La spesa pubblica si rivoluziona in due modi: a. ridescrivendo le competenze e le responsabilità; b. restituendo al mercato tutto quello che non è ragionevole faccia lo Stato. Le province non vanno accorpate, come sostengono i ripetitori a vanvera della Bce. Andavano chiuse negli anni settanta, un secolo fa, oggi vanno accorpate le regioni e va smantellata la rete disfunzionale delle autonomie locali, dove la frammentazione di competenze e responsabilità crea una confusione amministrativa che umilia i cittadini e danna le imprese. I governi centrali favoleggiano di delegificazioni e semplificazioni, ma parlano al nulla mentale di chi fa finta di non sapere che le fonti degli obblighi e delle burocrazie sono divenute innumerevoli. Vanno chiuse. Chi crede nelle autonomie locali deve volere la fine di questi enti locali, ricordando che l’unica entità appartenente alla nostra storia è il comune. Dalla sanità alla scuola, dalla giustizia al turismo, il decentramento italiano è un fallimento costosissimo. Finché non lo si ammette si proverà a tagliuzzare la spesa, che è come potare i rovi: più accorci e più infestano.

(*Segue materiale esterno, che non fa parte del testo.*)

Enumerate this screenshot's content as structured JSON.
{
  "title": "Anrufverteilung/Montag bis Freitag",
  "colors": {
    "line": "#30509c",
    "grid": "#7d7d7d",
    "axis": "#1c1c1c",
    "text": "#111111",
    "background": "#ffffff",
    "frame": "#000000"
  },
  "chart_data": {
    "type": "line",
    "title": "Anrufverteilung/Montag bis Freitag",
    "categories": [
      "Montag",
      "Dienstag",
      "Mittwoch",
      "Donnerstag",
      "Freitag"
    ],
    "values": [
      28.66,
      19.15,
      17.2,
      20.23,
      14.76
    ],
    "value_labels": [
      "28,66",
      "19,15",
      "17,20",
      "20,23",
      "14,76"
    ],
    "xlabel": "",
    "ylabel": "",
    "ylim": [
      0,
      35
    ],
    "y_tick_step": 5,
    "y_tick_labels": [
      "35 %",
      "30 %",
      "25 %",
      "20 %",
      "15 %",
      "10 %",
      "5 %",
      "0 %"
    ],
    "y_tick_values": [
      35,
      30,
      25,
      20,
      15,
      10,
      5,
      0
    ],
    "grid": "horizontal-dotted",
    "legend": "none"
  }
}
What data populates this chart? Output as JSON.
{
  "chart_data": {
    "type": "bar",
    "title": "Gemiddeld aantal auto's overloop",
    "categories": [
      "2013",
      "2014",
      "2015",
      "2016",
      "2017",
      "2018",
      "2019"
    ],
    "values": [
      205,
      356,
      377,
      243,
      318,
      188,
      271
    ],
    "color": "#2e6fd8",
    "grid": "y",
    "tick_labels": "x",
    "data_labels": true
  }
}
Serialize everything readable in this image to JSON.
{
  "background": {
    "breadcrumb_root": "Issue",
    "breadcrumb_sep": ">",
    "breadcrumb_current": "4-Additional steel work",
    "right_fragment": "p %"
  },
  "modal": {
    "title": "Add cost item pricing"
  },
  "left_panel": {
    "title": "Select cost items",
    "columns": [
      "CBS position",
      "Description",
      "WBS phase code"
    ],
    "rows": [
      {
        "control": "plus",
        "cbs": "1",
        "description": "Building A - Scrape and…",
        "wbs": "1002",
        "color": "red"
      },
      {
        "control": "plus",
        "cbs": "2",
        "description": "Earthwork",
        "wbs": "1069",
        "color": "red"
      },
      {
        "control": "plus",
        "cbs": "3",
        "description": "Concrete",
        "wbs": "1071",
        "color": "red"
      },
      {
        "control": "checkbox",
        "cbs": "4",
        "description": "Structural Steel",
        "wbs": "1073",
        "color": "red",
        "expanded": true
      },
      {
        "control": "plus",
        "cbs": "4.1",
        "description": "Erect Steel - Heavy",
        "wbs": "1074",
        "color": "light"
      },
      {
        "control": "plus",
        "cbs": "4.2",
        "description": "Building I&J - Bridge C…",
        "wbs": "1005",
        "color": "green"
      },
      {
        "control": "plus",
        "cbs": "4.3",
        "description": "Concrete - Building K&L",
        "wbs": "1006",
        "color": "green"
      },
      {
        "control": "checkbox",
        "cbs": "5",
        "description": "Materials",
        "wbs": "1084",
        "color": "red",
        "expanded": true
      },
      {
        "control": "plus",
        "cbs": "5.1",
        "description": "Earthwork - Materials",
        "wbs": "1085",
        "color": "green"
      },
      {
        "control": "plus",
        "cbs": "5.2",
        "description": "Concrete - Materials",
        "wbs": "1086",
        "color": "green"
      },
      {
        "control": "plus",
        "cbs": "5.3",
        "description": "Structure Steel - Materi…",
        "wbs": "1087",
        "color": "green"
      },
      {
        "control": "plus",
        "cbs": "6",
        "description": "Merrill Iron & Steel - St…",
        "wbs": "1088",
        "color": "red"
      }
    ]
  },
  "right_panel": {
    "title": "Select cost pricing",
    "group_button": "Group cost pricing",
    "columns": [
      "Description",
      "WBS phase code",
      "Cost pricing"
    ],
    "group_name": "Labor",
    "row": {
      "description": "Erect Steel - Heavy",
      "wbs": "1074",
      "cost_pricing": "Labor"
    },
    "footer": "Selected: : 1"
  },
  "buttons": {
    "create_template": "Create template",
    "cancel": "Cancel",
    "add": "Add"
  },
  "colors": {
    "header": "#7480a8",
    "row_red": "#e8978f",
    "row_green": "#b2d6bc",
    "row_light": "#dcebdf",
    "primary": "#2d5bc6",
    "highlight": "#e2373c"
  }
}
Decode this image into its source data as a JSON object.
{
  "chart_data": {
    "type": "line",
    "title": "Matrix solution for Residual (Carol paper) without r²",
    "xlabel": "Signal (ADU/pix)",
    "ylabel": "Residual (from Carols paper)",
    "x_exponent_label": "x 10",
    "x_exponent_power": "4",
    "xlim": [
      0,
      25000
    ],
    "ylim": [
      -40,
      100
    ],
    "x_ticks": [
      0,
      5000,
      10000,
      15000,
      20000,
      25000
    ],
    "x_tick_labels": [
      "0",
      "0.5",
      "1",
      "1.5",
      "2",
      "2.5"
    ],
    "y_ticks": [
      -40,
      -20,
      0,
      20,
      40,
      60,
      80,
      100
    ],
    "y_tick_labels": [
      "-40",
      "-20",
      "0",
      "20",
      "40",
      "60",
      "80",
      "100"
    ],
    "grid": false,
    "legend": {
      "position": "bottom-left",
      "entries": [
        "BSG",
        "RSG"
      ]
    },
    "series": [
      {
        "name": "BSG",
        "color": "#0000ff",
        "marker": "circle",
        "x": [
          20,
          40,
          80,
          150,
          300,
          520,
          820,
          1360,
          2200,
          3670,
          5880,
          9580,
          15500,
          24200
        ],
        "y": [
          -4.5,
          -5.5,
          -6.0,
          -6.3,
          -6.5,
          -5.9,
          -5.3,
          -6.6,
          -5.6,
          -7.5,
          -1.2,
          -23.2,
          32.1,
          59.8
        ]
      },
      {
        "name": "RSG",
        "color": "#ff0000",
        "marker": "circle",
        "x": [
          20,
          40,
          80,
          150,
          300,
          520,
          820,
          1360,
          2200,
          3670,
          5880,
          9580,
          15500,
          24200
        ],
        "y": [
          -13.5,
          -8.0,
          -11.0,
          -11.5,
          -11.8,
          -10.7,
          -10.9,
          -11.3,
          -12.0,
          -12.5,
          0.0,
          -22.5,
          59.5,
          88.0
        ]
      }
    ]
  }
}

Restituire al mercato è più facile di quel che si crede: milioni d’italiani hanno forme assicurative private relative alla sanità, a quegli stessi paghiamo le cure mediche. Si può essere più scemi? Se avessimo un vero mercato della salute, anziché i privati che prendono soldi dal pubblico, scopriremmo quel che si sa altrove, ovvero che questo è un settore che crea benessere e ricchezza, mentre da noi è noto per i disagi e i debiti. Se si taglia in modo tradizionale si finisce con il colpire i malati, se si cambia mentalità si aggredisce la malattia, consistente in sistemi amministrati a cavolo, oscillando fra l’ignoranza e la criminalità, con costi mostruosi annidati laddove non si soccorre e cura nessuno.

Per farlo abbiamo bisogno di gente che ci creda. E che sia credibile. Abbiamo bisogno di una classe dirigente che non è quella sulla scena.